Frequently Asked Questions

What Health Plans Are Covered Under COBRA?

The medical, dental, and vision plans offered by your employer are all included under COBRA. However, you may continue only those plans in which you were enrolled.

For example, if you were enrolled in a PPO medical plan and vision plan, you may continue either or both of those two plans. But, you would not be eligible to change to an HMO medical plan, and you would not be eligible to add in a dental plan.

Your employer is not required to offer continuation of coverage for life insurance, disability insurance, retirement plans or vacation plans.

Who Pays for COBRA Health Coverage?

You (the former employee) pay for coverage. When you’re employed, your employer often pays a portion of the group health coverage premium, and you pay the rest.
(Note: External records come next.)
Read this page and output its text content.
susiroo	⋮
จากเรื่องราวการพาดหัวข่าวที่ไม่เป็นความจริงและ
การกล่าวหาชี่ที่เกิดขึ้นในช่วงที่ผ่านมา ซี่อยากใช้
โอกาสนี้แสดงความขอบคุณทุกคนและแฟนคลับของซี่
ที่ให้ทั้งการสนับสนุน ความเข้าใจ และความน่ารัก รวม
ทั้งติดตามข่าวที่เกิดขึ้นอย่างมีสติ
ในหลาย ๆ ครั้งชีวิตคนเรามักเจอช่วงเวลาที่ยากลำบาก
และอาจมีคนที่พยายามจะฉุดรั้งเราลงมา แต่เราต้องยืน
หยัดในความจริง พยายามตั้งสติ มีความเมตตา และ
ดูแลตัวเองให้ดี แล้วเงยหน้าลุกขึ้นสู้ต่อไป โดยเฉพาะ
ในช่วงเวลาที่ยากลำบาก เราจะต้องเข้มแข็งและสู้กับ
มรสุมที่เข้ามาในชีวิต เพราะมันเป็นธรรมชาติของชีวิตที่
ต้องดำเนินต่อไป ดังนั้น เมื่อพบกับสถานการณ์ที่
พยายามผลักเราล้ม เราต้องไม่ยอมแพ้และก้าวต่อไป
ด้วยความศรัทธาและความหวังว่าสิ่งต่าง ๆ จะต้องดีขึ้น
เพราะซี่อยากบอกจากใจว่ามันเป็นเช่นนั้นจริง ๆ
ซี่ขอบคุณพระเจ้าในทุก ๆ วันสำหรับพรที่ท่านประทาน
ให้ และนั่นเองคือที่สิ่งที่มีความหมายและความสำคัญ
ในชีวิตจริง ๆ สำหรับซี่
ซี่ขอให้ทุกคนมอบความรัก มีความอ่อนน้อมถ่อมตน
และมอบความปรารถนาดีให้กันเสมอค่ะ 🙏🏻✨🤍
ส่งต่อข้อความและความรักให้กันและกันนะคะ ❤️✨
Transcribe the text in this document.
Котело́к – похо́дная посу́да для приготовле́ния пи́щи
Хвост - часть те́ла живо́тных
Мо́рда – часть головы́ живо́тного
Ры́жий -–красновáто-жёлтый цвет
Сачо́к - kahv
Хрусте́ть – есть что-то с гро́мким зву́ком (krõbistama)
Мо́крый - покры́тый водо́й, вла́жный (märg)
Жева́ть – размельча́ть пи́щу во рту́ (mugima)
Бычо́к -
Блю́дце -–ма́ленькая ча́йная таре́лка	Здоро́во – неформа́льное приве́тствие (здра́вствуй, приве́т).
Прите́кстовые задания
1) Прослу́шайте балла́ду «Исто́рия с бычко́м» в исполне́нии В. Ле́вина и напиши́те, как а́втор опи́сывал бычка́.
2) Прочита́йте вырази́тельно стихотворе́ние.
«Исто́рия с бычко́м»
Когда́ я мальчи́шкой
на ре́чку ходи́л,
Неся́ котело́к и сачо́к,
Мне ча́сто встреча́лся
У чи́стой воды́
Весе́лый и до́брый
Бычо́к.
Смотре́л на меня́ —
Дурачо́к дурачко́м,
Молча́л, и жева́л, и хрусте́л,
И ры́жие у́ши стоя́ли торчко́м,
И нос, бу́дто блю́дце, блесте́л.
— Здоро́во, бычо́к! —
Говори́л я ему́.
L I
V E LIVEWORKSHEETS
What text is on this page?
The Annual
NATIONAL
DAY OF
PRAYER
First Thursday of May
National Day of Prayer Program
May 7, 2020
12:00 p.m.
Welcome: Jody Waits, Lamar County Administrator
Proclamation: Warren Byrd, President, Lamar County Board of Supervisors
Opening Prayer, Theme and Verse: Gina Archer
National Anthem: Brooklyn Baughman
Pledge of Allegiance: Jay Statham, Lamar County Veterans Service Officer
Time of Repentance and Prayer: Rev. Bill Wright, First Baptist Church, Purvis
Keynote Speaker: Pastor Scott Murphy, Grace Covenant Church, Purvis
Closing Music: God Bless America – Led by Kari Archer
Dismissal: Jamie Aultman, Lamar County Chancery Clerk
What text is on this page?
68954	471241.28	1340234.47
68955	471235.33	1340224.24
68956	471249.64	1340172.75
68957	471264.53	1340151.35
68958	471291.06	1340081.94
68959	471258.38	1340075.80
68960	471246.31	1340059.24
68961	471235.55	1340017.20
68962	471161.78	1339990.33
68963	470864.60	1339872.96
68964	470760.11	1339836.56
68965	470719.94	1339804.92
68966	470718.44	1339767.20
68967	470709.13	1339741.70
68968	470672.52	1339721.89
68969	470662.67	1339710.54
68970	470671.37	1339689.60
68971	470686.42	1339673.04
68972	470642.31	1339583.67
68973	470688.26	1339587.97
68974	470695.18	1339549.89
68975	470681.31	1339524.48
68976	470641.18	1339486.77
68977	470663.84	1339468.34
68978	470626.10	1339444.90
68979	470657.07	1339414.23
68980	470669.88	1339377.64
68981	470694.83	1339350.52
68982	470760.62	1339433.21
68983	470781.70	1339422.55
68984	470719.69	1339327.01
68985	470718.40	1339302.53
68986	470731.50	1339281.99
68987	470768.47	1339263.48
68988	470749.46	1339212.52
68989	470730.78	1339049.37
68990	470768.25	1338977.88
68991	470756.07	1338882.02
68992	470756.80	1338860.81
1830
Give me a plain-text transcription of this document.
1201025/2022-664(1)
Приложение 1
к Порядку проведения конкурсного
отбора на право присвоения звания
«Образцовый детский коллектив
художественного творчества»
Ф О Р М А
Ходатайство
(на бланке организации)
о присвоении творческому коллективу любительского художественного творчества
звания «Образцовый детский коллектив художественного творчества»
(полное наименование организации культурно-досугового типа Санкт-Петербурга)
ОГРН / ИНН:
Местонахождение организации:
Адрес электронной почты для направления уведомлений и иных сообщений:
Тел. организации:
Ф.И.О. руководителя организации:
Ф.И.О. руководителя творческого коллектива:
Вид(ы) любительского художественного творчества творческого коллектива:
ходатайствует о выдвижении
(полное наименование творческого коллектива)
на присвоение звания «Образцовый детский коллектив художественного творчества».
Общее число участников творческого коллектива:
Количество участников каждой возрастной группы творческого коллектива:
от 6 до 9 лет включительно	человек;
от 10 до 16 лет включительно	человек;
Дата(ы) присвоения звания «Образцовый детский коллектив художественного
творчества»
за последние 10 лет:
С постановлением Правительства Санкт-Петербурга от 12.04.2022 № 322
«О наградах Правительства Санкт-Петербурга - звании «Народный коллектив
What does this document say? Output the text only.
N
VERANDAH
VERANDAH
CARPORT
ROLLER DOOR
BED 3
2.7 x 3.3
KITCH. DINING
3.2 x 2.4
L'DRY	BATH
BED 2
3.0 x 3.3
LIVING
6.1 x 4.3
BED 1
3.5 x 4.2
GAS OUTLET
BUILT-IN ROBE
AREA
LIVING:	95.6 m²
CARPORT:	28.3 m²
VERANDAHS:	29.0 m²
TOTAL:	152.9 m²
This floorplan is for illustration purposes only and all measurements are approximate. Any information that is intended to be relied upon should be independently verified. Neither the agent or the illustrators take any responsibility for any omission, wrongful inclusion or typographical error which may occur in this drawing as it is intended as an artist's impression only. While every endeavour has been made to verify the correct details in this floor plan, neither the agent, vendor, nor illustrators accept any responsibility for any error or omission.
However, under COBRA you are now responsible for the full premium plus an administrative fee.

COBRA premiums can be expensive, depending on the type of plan your employer offered. 

What Might Cause COBRA Coverage to Terminate Early?

Your COBRA coverage can be terminated early if:

  • You do not pay your premiums on a timely basis
  • Your employer ceases to maintain any group health plan
  • You obtain coverage with another employer
  • A covered person becomes eligible for Medicare benefits

1 Read more about COBRA health coverage from the United States Department of Labor at COBRA Continuation Coverage. Personal insurance is not the same as COBRA, so review your COBRA information carefully. Your time to elect COBRA is limited by law. Failure to elect and exhaust COBRA will eliminate HIPAA eligibility. You may have additional rights under state law.